7 Ways for Your Cat to Avoid Emergency Surgery

Dr. Phil Zeltzman is a traveling, board-certified surgeon in Allentown, PA. His website is www.DrPhilZeltzman.com. He is the co-author of “Walk a Hound, Lose a Pound” (www.WalkaHound.com).

AJ Debiasse, a technician in Stroudsburg, PA, contributed to this article.

Cats are very independent and at times they may seem indestructible. But the truth is, they are just as fragile as any other pet. Many conditions require a surgeon to fix things up. Here is a list to help your cat avoid visiting your local surgeon.
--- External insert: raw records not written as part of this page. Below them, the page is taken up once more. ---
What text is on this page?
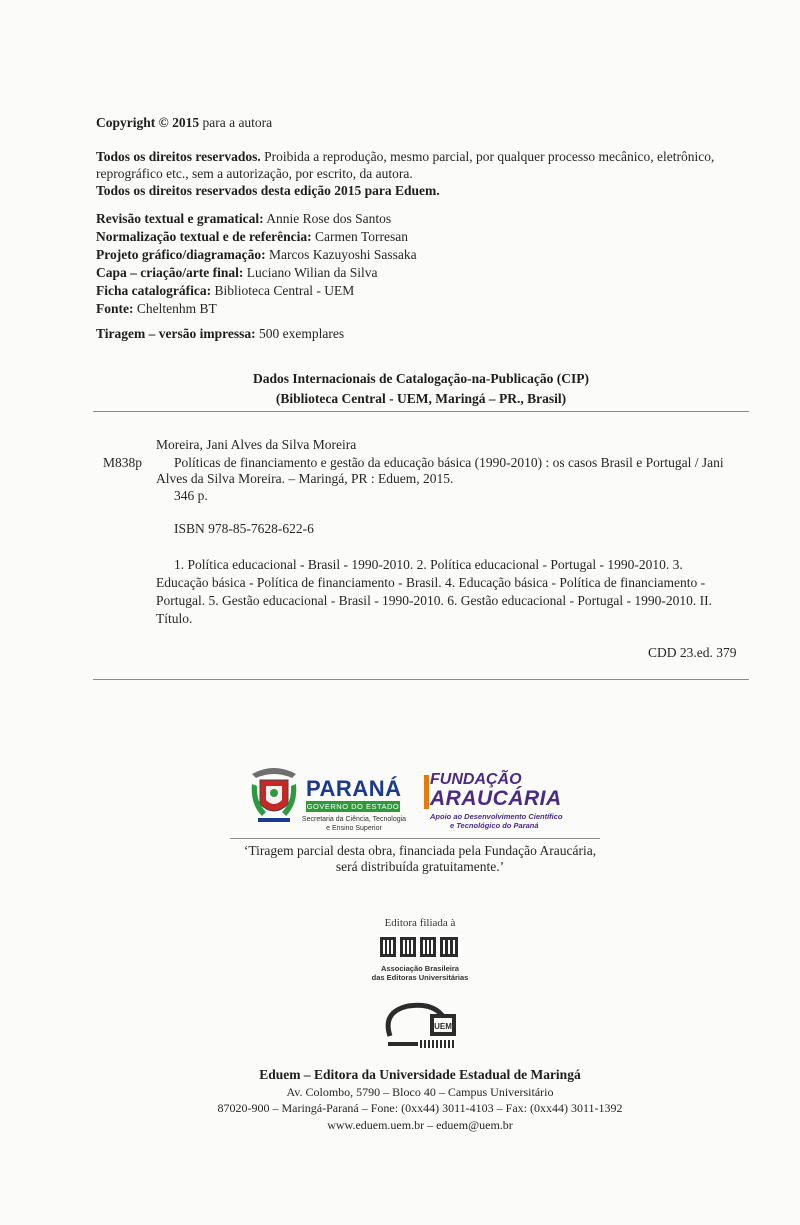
Copyright © 2015 para a autora
Todos os direitos reservados. Proibida a reprodução, mesmo parcial, por qualquer processo mecânico, eletrônico,
reprográfico etc., sem a autorização, por escrito, da autora.
Todos os direitos reservados desta edição 2015 para Eduem.
Revisão textual e gramatical: Annie Rose dos Santos
Normalização textual e de referência: Carmen Torresan
Projeto gráfico/diagramação: Marcos Kazuyoshi Sassaka
Capa – criação/arte final: Luciano Wilian da Silva
Ficha catalográfica: Biblioteca Central - UEM
Fonte: Cheltenhm BT
Tiragem – versão impressa: 500 exemplares
Dados Internacionais de Catalogação-na-Publicação (CIP)
(Biblioteca Central - UEM, Maringá – PR., Brasil)
Moreira, Jani Alves da Silva Moreira
M838p Políticas de financiamento e gestão da educação básica (1990-2010) : os casos Brasil e Portugal / Jani
Alves da Silva Moreira. – Maringá, PR : Eduem, 2015.
346 p.
ISBN 978-85-7628-622-6
1. Política educacional - Brasil - 1990-2010. 2. Política educacional - Portugal - 1990-2010. 3.
Educação básica - Política de financiamento - Brasil. 4. Educação básica - Política de financiamento -
Portugal. 5. Gestão educacional - Brasil - 1990-2010. 6. Gestão educacional - Portugal - 1990-2010. II.
Título.
CDD 23.ed. 379
PARANÁ
GOVERNO DO ESTADO
Secretaria da Ciência, Tecnologia
e Ensino Superior
FUNDAÇÃO
ARAUCÁRIA
Apoio ao Desenvolvimento Científico
e Tecnológico do Paraná
‘Tiragem parcial desta obra, financiada pela Fundação Araucária,
será distribuída gratuitamente.’
Editora filiada à
Associação Brasileira
das Editoras Universitárias
UEM
Eduem – Editora da Universidade Estadual de Maringá
Av. Colombo, 5790 – Bloco 40 – Campus Universitário
87020-900 – Maringá-Paraná – Fone: (0xx44) 3011-4103 – Fax: (0xx44) 3011-1392
www.eduem.uem.br – eduem@uem.br
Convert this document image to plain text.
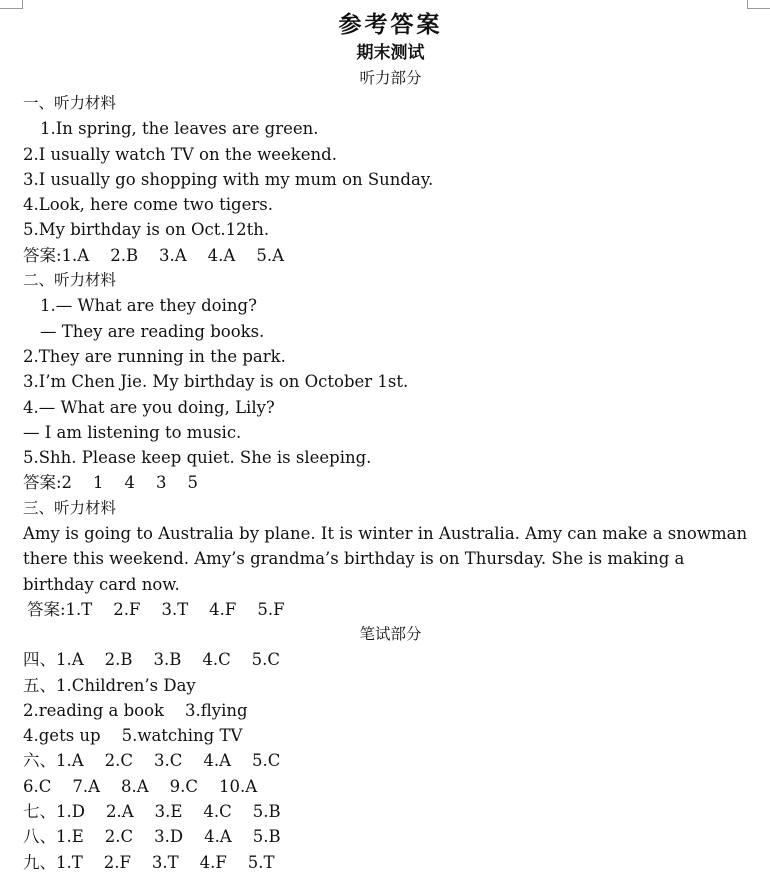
参考答案
期末测试
听力部分
一、听力材料
1.In spring, the leaves are green.
2.I usually watch TV on the weekend.
3.I usually go shopping with my mum on Sunday.
4.Look, here come two tigers.
5.My birthday is on Oct.12th.
答案:1.A    2.B    3.A    4.A    5.A
二、听力材料
1.— What are they doing?
— They are reading books.
2.They are running in the park.
3.I’m Chen Jie. My birthday is on October 1st.
4.— What are you doing, Lily?
— I am listening to music.
5.Shh. Please keep quiet. She is sleeping.
答案:2    1    4    3    5
三、听力材料
Amy is going to Australia by plane. It is winter in Australia. Amy can make a snowman there this weekend. Amy’s grandma’s birthday is on Thursday. She is making a birthday card now.
答案:1.T    2.F    3.T    4.F    5.F
笔试部分
四、1.A    2.B    3.B    4.C    5.C
五、1.Children’s Day
2.reading a book    3.flying
4.gets up    5.watching TV
六、1.A    2.C    3.C    4.A    5.C
6.C    7.A    8.A    9.C    10.A
七、1.D    2.A    3.E    4.C    5.B
八、1.E    2.C    3.D    4.A    5.B
九、1.T    2.F    3.T    4.F    5.T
A kitten sitting on an exam table1. Keep your cat indoors
Some cat guardians are offended when I suggest that they keep a cat indoors (usually after I repair a broken bone). “But he enjoys the great outdoors! It would be cruel to lock him up!” they say. I understand the concern, but sadly we live in a world that is not designed to keep our cats safe. Keeping your cat indoors can prevent many injuries that would require surgical repair. These include getting hit by a car, breaking bones or getting into a fight with a variety of animals (wild or domestic).

2. Spay or neuter
Spaying females prior to their first heat cycle can almost eliminate the risk of breast cancer and does eliminate the risk of infection of the uterus called pyometra. Neutering males reduces the level of male hormones, making your male cat less likely to run away, mark his territory and get into fights.

3. Kitty proof
Kitty proofing is easier said than done – yet critical. Any cat lover knows that cats can get in, on and around just about anything. But you can lessen the risk of trouble by keeping potential problems away. Lock up all strings, ribbons and sewing supplies to avoid the risk of swallowing deadly “linear foreign bodies.” Clean up small toys, especially if you have young children! Block off windows, balconies and lofts to lessen the risk of falling. Sadly, cats don’t always land on their feet.

4. Proper nutrition
Proper nutrition can prevent bladder stones or urinary blockage, which can be life-threatening in male cats. Many popular diets do not have the appropriate research behind them and can actually cause bladder stones, among other problems. The marketing is brilliant, the TV commercials are convincing, but the science is often lacking. The best way to be sure your cat is on the right diet is to ask your veterinarian.

5. Weight control
Overweight and obese cats can have countless health problems. The extra weight can cause wear and tear on the joints, especially the knees. It has also been linked to urinary blockage, which may require surgery.

6. Mass removal
When skin masses are allowed to grow, they may become larger than your general practitioner feels comfortable removing. Large masses on the legs may even require amputation. Removing a mass as early as possible may prevent the need for a surgeon.

7. Avoid fights
Cats are more fragile than they look. They can get into a fight with a housemate — canine or feline — causing extensive damage. Bites, although they may seem minimal on the outside, can go very deep and cause serious internal damage. Solutions include feeding your pets in different locations or at different times. Again, please keep your kitty indoors.

Thankfully, most cats are content indoors.

You may want to discuss these suggestions with your family veterinarian, and ask:

  • What can I do to keep my cat safe?
  • When should I spay or neuter my cat?
  • When can we remove this skin mass?
  • What do you think of my cat’s weight?
  • Which food should I feed my cat?

If you have any questions or concerns, you should always visit or call your veterinarian -- they are your best resource to ensure the health and well-being of your pets.